Can It Chart?

Can It Chart?

2018, Jun 01    

A link to my application can be found here. Type in both the song and its corresponding artist and see how it fares in terms of the Billboard Hot-100. The graph in the center is an index of how each song’s audio feature compares to the average Billboard song’s audio features. To see how the artist is rated as a whole, click the “artist page” section.

Overview

In the music industry, A&R divisions have traditionally been responsible for talent scouting through methods like “gut feeling” and relying on “tastemakers” in the industry. This can be an issue for new artists looking to make a name for themselves but may not be necessarily be well connected. With artists increasing using social media channels and the barrier of entry to create music getting lower and lower, A&R divisions may be stymied in the decision making process.

But what if we tried to automate the process of finding new talent? As a preliminary search tool, can we find songs and artists that have potential to be the next big thing?

I built an application called “Can it Chart?”, which uses song features from Spotify to predict whether a song has the ability to appear on the BillBoard Hot 100.

Methodology

For my target variable, I wanted to see whether a song is on the Billboard Hot 100 charts. The Hot 100 chart is an industry standard record chart in United States for songs, and is predominantly based on sales, radio play, and online streaming. From a business perspective, if you can find an artist that has the potential to be on the Billbaord Hot 100, you can ultimately increase the profitability of your label.

This project was a binary classification problem with the following labels:

  • Class 0 - “Will not chart”
  • Class 1 - “Will chart”

I optimized heavily towards Class 1 recall with the intention of not missing out on the “next big thing”. However, finding songs that are falsely classified is okay, as these songs might be considered “honorable mentions” for a later evaluation.

Obtaining Data

From SongFacts.com, I used BeautifulSoup, a web scraping library, to obtain a list of songs released from 1/1/10 to 5/6/18. I then took all Billboard Hot 100 songs from the same time period added them to the SongFacts.com list. From there, I leveraged the Spotify API to pull audio features as well as artist genres for the songset.
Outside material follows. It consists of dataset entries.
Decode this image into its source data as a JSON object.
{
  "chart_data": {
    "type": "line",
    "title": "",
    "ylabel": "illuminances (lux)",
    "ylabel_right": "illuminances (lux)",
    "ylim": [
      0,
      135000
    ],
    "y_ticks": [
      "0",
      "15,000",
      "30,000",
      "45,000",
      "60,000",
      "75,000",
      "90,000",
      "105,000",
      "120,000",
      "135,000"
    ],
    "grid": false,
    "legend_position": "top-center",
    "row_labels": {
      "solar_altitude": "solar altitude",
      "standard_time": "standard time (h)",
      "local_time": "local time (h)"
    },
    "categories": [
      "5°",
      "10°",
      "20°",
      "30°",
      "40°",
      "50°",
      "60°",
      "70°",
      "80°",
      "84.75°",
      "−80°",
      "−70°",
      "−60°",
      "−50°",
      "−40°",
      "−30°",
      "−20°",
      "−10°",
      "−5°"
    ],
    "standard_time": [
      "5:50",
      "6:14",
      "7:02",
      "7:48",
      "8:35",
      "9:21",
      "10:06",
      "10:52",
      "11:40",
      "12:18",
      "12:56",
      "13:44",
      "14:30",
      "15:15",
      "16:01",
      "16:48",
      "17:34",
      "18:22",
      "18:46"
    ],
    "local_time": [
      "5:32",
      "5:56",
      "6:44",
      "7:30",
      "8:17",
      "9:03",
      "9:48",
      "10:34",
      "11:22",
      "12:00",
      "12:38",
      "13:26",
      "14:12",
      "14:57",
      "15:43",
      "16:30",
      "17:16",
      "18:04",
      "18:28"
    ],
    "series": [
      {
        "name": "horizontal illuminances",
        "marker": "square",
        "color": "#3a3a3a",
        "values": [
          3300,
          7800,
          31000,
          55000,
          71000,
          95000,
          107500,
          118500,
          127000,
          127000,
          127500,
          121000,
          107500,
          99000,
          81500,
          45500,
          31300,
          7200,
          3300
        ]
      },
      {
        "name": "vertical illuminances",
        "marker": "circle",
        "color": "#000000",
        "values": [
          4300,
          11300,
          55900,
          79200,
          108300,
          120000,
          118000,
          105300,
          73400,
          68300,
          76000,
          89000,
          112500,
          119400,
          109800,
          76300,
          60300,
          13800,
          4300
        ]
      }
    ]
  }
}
At the end of the day, I had an imbalanced class set of Class 0:Class 1 = 4:1.

Model Training

ROC models

When it came to training my model, I wanted my model to have some sort of interpretability. Though the SVMs, at a glance, seemed to be good performers, they lacked the ability to tell a story. I decided on Logistic Regression as its area under the curve of my receiver operating characteristic curve was the highest versus the rest of the models. However, my recall was low, so I needed to fine-tune some hyperparameters.

Tuning

After tuning my hyperparameters to maximize recall, I was able to get my Class 1 recall percentage up to 78%. From this model, I pulled the feature coefficients and found that rock and indie artists are unlikely to appear on the Billboard Hot 100, but Country artists are more likely to appear. In addition, the more danceable or loud a song is, the more likely it is to appear on the Billboard Hot 100.

thresholding

There is an inherent trade-off between precision and recall, and while the equilibrium where precision = recall exists at ~.63, I wanted to raise recall as much as possible without losing out on too much precision. By moving the threshold from .5 to .46, I was able to improve Class 1 recall by 7% and only lost 2% in precision.

Note: Post this project, I looked into weighting classes and found that by adding a weights to the classes instead of “balanced”, I could achieve an 85% recall and 35% Precision without moving the threshold.

Model examples

Childish

I created this project in the beginning of May, around the same time that Childish Gambino’s “This is America” came out. My model predicted that this song had an 85% probability that it would chart, and it did so on 5/14/2018 at No. 1 on the Hot-100. Not bad.

Alicia

In another example, my model predicted that “You Don’t Know My Name” by Alicia Keys would not be on the Billboard Hot-100. However, the song actually peaked at #3 on the Billboard Hot 100 on 1/31/2004. How was my model so off the mark for this song? Perhaps in the early 2000’s what was “hot” was R&B songs, and those songs are not as represented in this current decade’s popular music. In the future, I would need to bring a lot more songs into the dataset and dilute the ratio of Billboard songs to all songs to represent music in general.

Thanks for reading!